Taking photos of flowers is something I like doing from time to time. While I tend to take images of architecture, the urban environment and landscapes, I sometimes find myself drawn to flowers. Sometimes it’s their colour; sometimes it’s their geometry.
Recently, a friend of mine gave me some cut flowers, which included a couple of sunflowers. I haven’t photographed sunflowers very often – the last time was when I was at the Botanical Gardens in Oxford and took some photos of some sunflowers late in the season when they seemed to be turning orange.
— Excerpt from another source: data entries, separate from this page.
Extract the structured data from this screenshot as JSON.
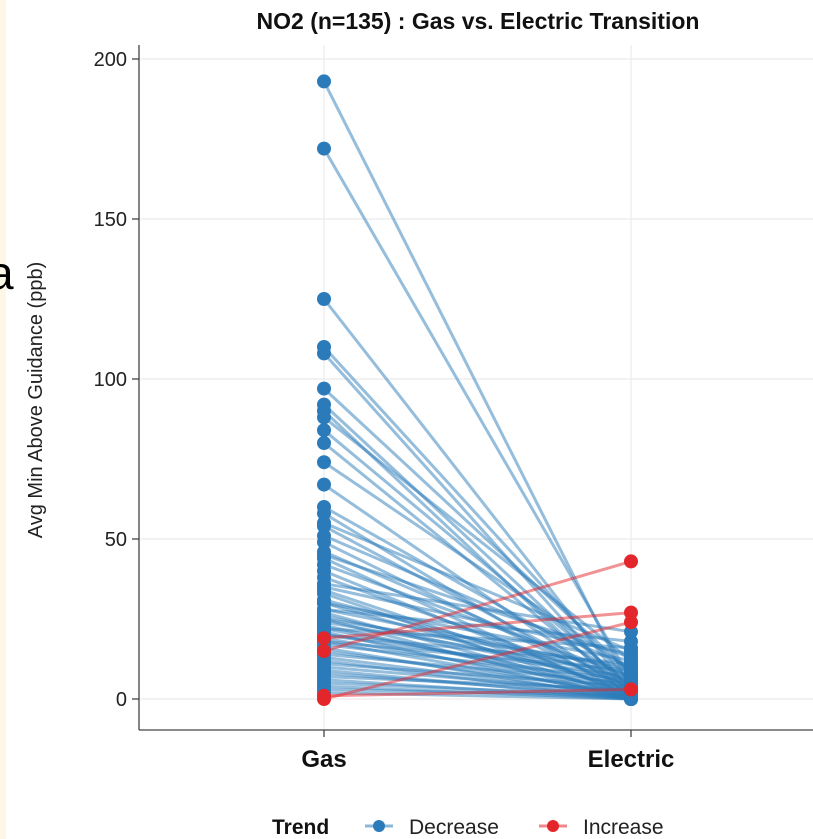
{
  "chart_data": {
    "type": "line",
    "title": "NO2 (n=135) : Gas vs. Electric Transition",
    "xlabel": "",
    "ylabel": "Avg Min Above Guidance (ppb)",
    "categories": [
      "Gas",
      "Electric"
    ],
    "ylim": [
      0,
      200
    ],
    "yticks": [
      0,
      50,
      100,
      150,
      200
    ],
    "grid": true,
    "legend": {
      "title": "Trend",
      "position": "bottom",
      "entries": [
        {
          "name": "Decrease",
          "color": "#2b7bba"
        },
        {
          "name": "Increase",
          "color": "#e3262b"
        }
      ]
    },
    "series": [
      {
        "name": "Decrease",
        "color": "#2b7bba",
        "pairs": [
          [
            193,
            3
          ],
          [
            172,
            6
          ],
          [
            125,
            2
          ],
          [
            110,
            5
          ],
          [
            108,
            1
          ],
          [
            97,
            8
          ],
          [
            92,
            3
          ],
          [
            90,
            0
          ],
          [
            88,
            12
          ],
          [
            84,
            4
          ],
          [
            80,
            2
          ],
          [
            74,
            9
          ],
          [
            67,
            1
          ],
          [
            60,
            6
          ],
          [
            58,
            0
          ],
          [
            54,
            3
          ],
          [
            51,
            10
          ],
          [
            49,
            2
          ],
          [
            46,
            5
          ],
          [
            44,
            0
          ],
          [
            42,
            7
          ],
          [
            40,
            1
          ],
          [
            38,
            4
          ],
          [
            35,
            14
          ],
          [
            34,
            2
          ],
          [
            33,
            0
          ],
          [
            31,
            6
          ],
          [
            30,
            3
          ],
          [
            28,
            9
          ],
          [
            27,
            1
          ],
          [
            26,
            5
          ],
          [
            25,
            0
          ],
          [
            24,
            8
          ],
          [
            23,
            2
          ],
          [
            22,
            4
          ],
          [
            21,
            0
          ],
          [
            20,
            11
          ],
          [
            19,
            3
          ],
          [
            18,
            1
          ],
          [
            17,
            6
          ],
          [
            16,
            0
          ],
          [
            15,
            2
          ],
          [
            14,
            5
          ],
          [
            13,
            1
          ],
          [
            12,
            0
          ],
          [
            11,
            4
          ],
          [
            10,
            2
          ],
          [
            9,
            0
          ],
          [
            8,
            1
          ],
          [
            7,
            3
          ],
          [
            6,
            0
          ],
          [
            5,
            1
          ],
          [
            4,
            0
          ],
          [
            3,
            1
          ],
          [
            2,
            0
          ],
          [
            22,
            16
          ],
          [
            28,
            18
          ],
          [
            36,
            21
          ],
          [
            45,
            13
          ],
          [
            55,
            15
          ],
          [
            30,
            12
          ],
          [
            25,
            10
          ],
          [
            20,
            7
          ],
          [
            18,
            9
          ]
        ]
      },
      {
        "name": "Increase",
        "color": "#e3262b",
        "pairs": [
          [
            15,
            43
          ],
          [
            19,
            27
          ],
          [
            0,
            24
          ],
          [
            1,
            3
          ]
        ]
      }
    ]
  }
}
While the sunflowers my friend gave me were still in their prime, I started taking photos of them – and played around with using the flash to see what results I would get. I really liked the photos where the flash was used as the flash make the sunflower stand out more against a darkened background.
I wasn’t expecting such a dramatic difference between the images that were flashed and the ones that weren’t. Experimenting is something I enjoy when photographing – regardless of whether I am shooting on film or with a digital camera. While film is often the more expensive option, for me understanding both mediums – as they both respond in their own ways to the subject matter – is paramount.
Some shots don’t turn out – others do. Sometimes it’s the ones I think that haven’t turned out that actually are the photographic gem.
While I don’t photograph flowers very often, I often think of Gaudi since my visit to Barcelona a few years ago. He took inspiration from the natural world for his architecture. Perhaps I am drawn to nature's geometry as he was.